Estudamos muito sobre a Síndrome de Ásperger (sob orientação do próprio Miguel) e eu tive um encontro pessoal, um divisor de águas, com Júlia Balducci, jovem cineasta portadora da Síndrome de Ásperger.
Agora, falando de espetáculos escritos para mim, o que foi mais diferente neste, é que Miguel foi escrevendo aos poucos e lendo com a gente cada parte já escrita e mexendo nela, readaptando até ficar do jeitinho que ele queria. Ouvia a nossa embocadura e como soava para ele, reescrevia… Um processo muito muito muito especial de acompanhar um gênio em plena criação e participar intimamente da geração da obra, como instrumento, tessitura e mesmo batendo bola.
Em o “Som e a Sílaba”, você interpreta uma personagem com um tipo de autismo, ou seja, uma personagem que faz parte de uma minoria, como você estudou essa característica específica e construiu sua personagem?

- Li muito, vi filmes, séries, vídeos, depoimentos de autistas famosos e sites criados pelos próprios autistas. Meu maior aprendizado foi conhecer pessoalmente a Julia Balducci, cineasta portadora da síndrome de Asperger.
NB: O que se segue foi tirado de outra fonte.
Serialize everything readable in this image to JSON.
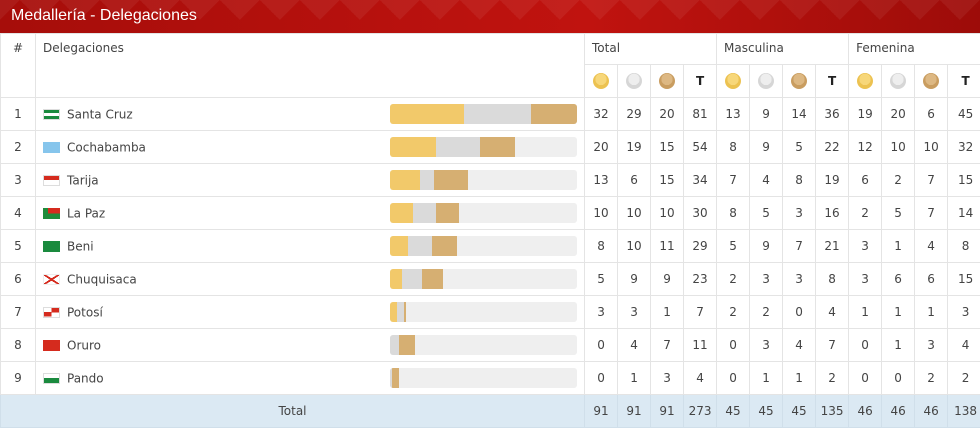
{
  "header": {
    "title": "Medallería - Delegaciones"
  },
  "columns": {
    "rank": "#",
    "delegation": "Delegaciones",
    "groups": [
      "Total",
      "Masculina",
      "Femenina"
    ],
    "total_short": "T"
  },
  "colors": {
    "gold": "#f2c96a",
    "silver": "#dadada",
    "bronze": "#d6af72",
    "header_red": "#b5100c",
    "total_row_bg": "#dbe9f3"
  },
  "bar_max": 81,
  "rows": [
    {
      "rank": "1",
      "name": "Santa Cruz",
      "flag": "green-white-green",
      "total": [
        "32",
        "29",
        "20",
        "81"
      ],
      "masc": [
        "13",
        "9",
        "14",
        "36"
      ],
      "fem": [
        "19",
        "20",
        "6",
        "45"
      ]
    },
    {
      "rank": "2",
      "name": "Cochabamba",
      "flag": "sky-blue",
      "total": [
        "20",
        "19",
        "15",
        "54"
      ],
      "masc": [
        "8",
        "9",
        "5",
        "22"
      ],
      "fem": [
        "12",
        "10",
        "10",
        "32"
      ]
    },
    {
      "rank": "3",
      "name": "Tarija",
      "flag": "red-white",
      "total": [
        "13",
        "6",
        "15",
        "34"
      ],
      "masc": [
        "7",
        "4",
        "8",
        "19"
      ],
      "fem": [
        "6",
        "2",
        "7",
        "15"
      ]
    },
    {
      "rank": "4",
      "name": "La Paz",
      "flag": "red-green",
      "total": [
        "10",
        "10",
        "10",
        "30"
      ],
      "masc": [
        "8",
        "5",
        "3",
        "16"
      ],
      "fem": [
        "2",
        "5",
        "7",
        "14"
      ]
    },
    {
      "rank": "5",
      "name": "Beni",
      "flag": "green",
      "total": [
        "8",
        "10",
        "11",
        "29"
      ],
      "masc": [
        "5",
        "9",
        "7",
        "21"
      ],
      "fem": [
        "3",
        "1",
        "4",
        "8"
      ]
    },
    {
      "rank": "6",
      "name": "Chuquisaca",
      "flag": "saltire",
      "total": [
        "5",
        "9",
        "9",
        "23"
      ],
      "masc": [
        "2",
        "3",
        "3",
        "8"
      ],
      "fem": [
        "3",
        "6",
        "6",
        "15"
      ]
    },
    {
      "rank": "7",
      "name": "Potosí",
      "flag": "red-white-quarters",
      "total": [
        "3",
        "3",
        "1",
        "7"
      ],
      "masc": [
        "2",
        "2",
        "0",
        "4"
      ],
      "fem": [
        "1",
        "1",
        "1",
        "3"
      ]
    },
    {
      "rank": "8",
      "name": "Oruro",
      "flag": "red",
      "total": [
        "0",
        "4",
        "7",
        "11"
      ],
      "masc": [
        "0",
        "3",
        "4",
        "7"
      ],
      "fem": [
        "0",
        "1",
        "3",
        "4"
      ]
    },
    {
      "rank": "9",
      "name": "Pando",
      "flag": "white-green",
      "total": [
        "0",
        "1",
        "3",
        "4"
      ],
      "masc": [
        "0",
        "1",
        "1",
        "2"
      ],
      "fem": [
        "0",
        "0",
        "2",
        "2"
      ]
    }
  ],
  "totals": {
    "label": "Total",
    "total": [
      "91",
      "91",
      "91",
      "273"
    ],
    "masc": [
      "45",
      "45",
      "45",
      "135"
    ],
    "fem": [
      "46",
      "46",
      "46",
      "138"
    ]
  }
}
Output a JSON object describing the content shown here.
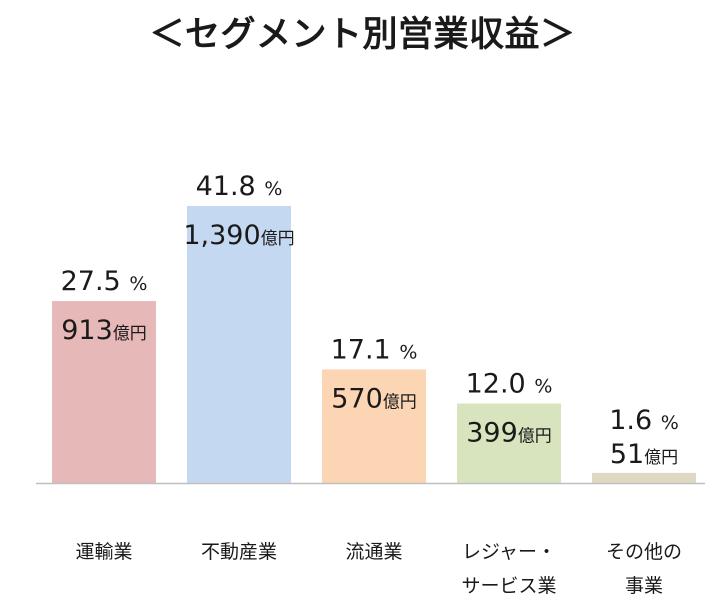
{
  "title": "＜セグメント別営業収益＞",
  "chart_data": {
    "type": "bar",
    "categories": [
      [
        "運輸業"
      ],
      [
        "不動産業"
      ],
      [
        "流通業"
      ],
      [
        "レジャー・",
        "サービス業"
      ],
      [
        "その他の",
        "事業"
      ]
    ],
    "series": [
      {
        "values": [
          913,
          1390,
          570,
          399,
          51
        ]
      }
    ],
    "percent_labels": [
      "27.5",
      "41.8",
      "17.1",
      "12.0",
      "1.6"
    ],
    "percent_unit": "%",
    "value_labels": [
      "913",
      "1,390",
      "570",
      "399",
      "51"
    ],
    "value_unit": "億円",
    "colors": [
      "#e6b8b7",
      "#c5d8f1",
      "#fcd5b5",
      "#d7e4bd",
      "#ddd9c3"
    ],
    "ylim": [
      0,
      1390
    ],
    "grid": false,
    "legend": "none"
  }
}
Eu sou essencialmente sinestésica. O que significa que meu aprendizado pela empatia é muito superior ao visual, teórico ou mesmo auditivo. Conhecer, conversar e, assim, poder sentir a Julia de perto, me fez finalmente sacar mais do mundo interior de “Sarah”: seus anseios, medos, desejos, charmes… E como transparecer tudo isto para o público leigo ou “neurotípico”. E tudo isto apresentado de maneira tão espirituosa, como é próprio do Miguel e meu, e mesmo da Mirna, com sua personagem Leonor Delise, a professora de Sarah… E ainda com direito às músicas mais lindas…. Ah! É irresistível.
Como cantora, como você preparou sua voz para esse espetáculo?
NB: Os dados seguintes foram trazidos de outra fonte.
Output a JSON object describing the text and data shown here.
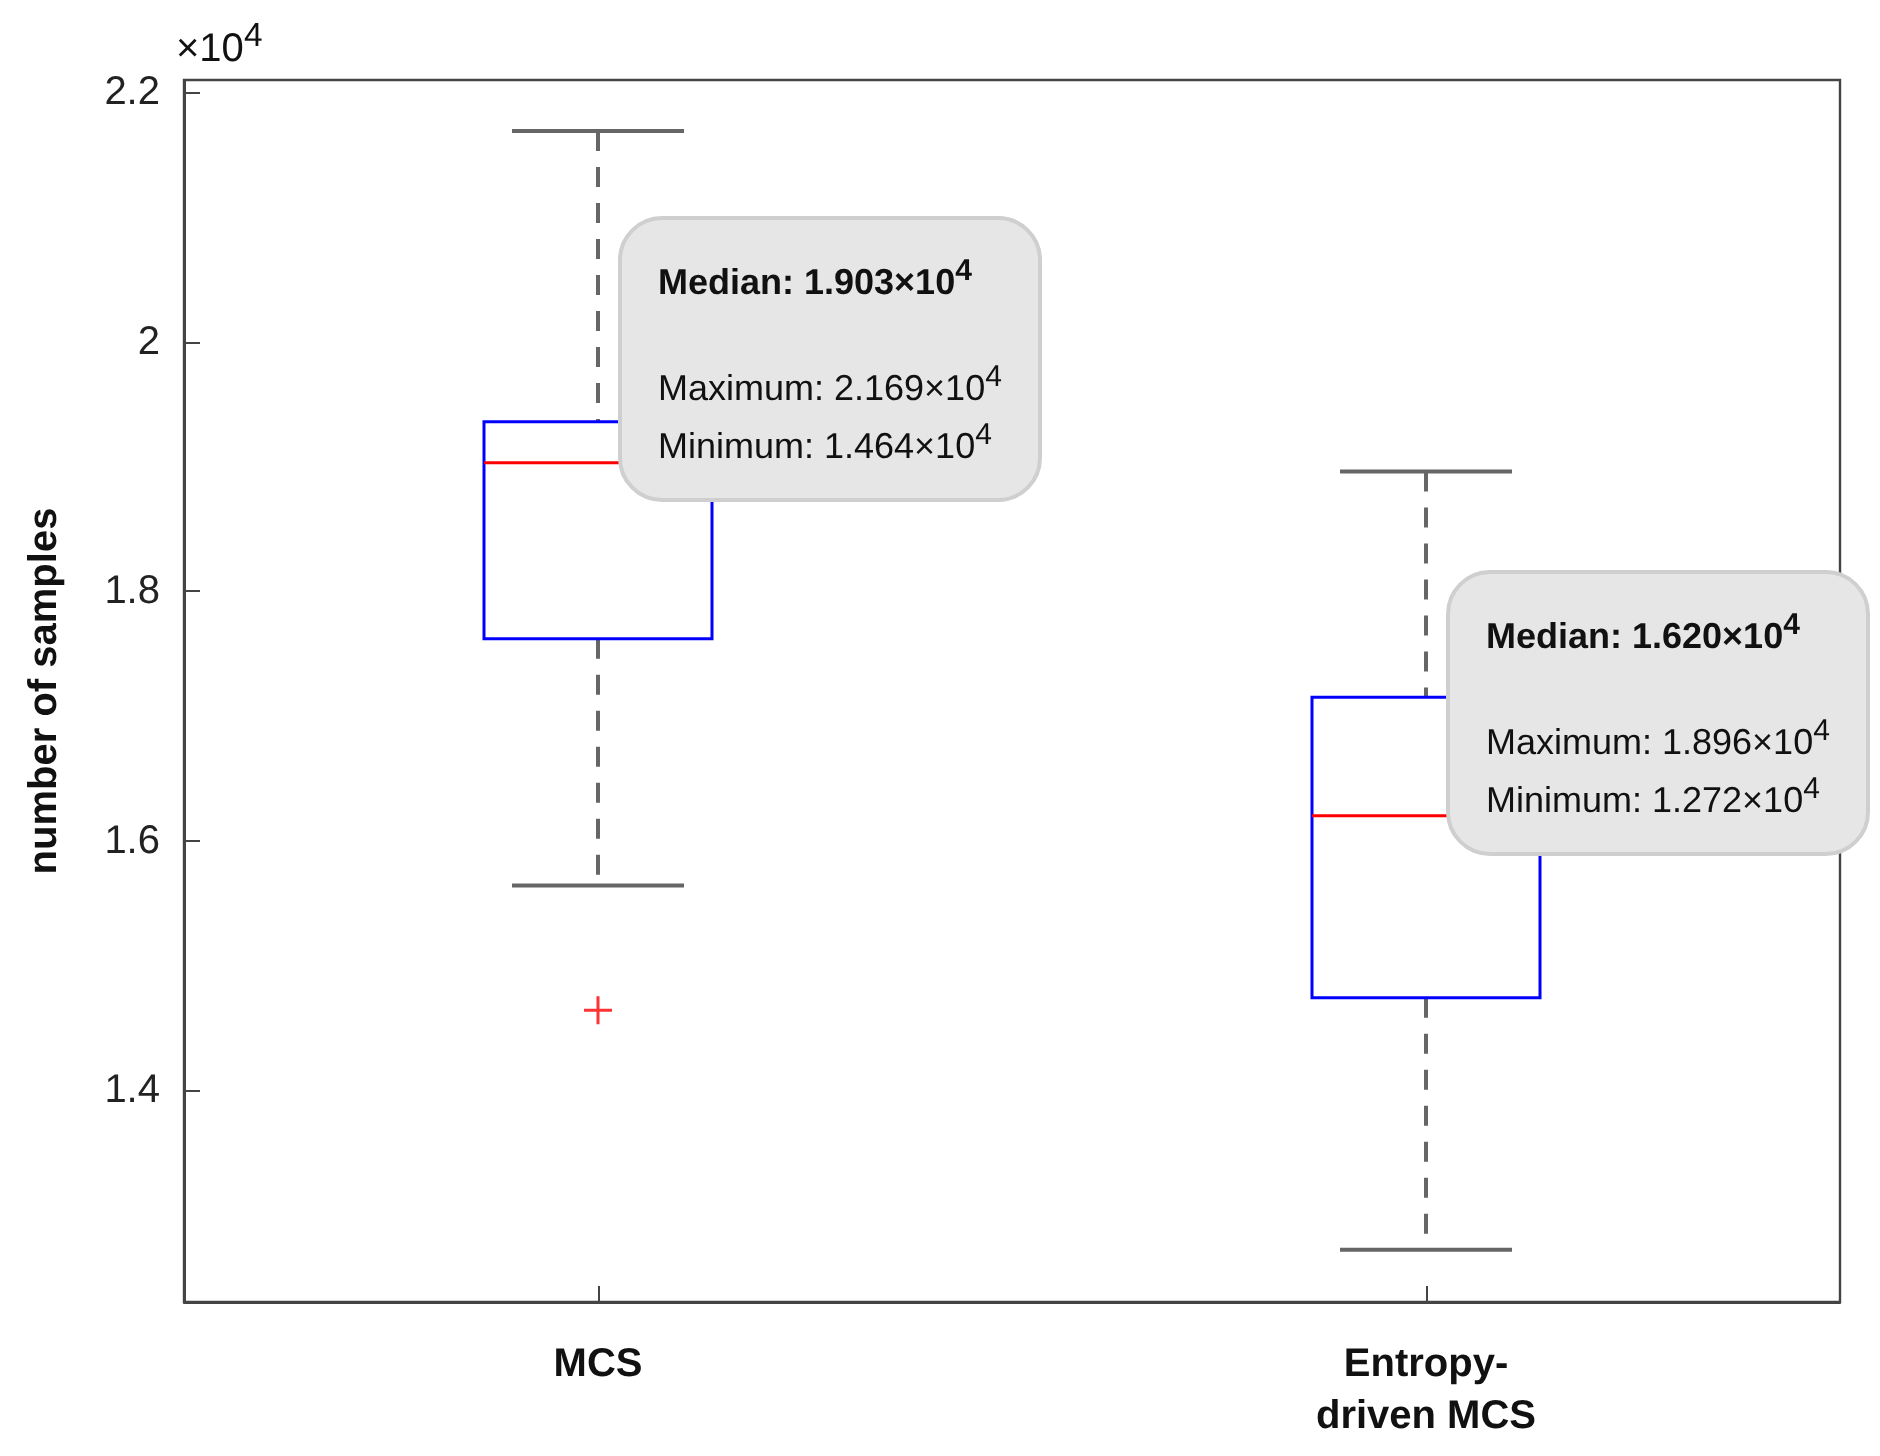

- Para todo tipo de expressão vocal, eu parto primeiro da saúde vocal. Então parto de exercícios de fono, que eu adapto em linhas musicais, para saber que meu instrumento de expressão está em sintonia com meu organismo. Uma vez isto estabelecido, vem à escolha estética. Daí, acrescento os “vocalises” do canto lírico e, em seguida, treinos e mais treinos sozinha, com Mirna e com coach musical de ópera… Tudo para estar o mais fiel ao que, não só o estilo de cada ária de ópera exige como o que cada cena sugere, já que a personagem tem uma trajetória de evolução na sua entrega emocional quando interpreta cada ária. Não é a Alessandra Maestrini que está cantando com toda sua emoção e entendimento. É Sarah Leigton que, pouco a pouco, passo a passo, vai ganhando asas nos terrenos do subtexto e da conexão emocional com o próximo.

Qual a principal diferença entre cantar em cena e em um show ao vivo?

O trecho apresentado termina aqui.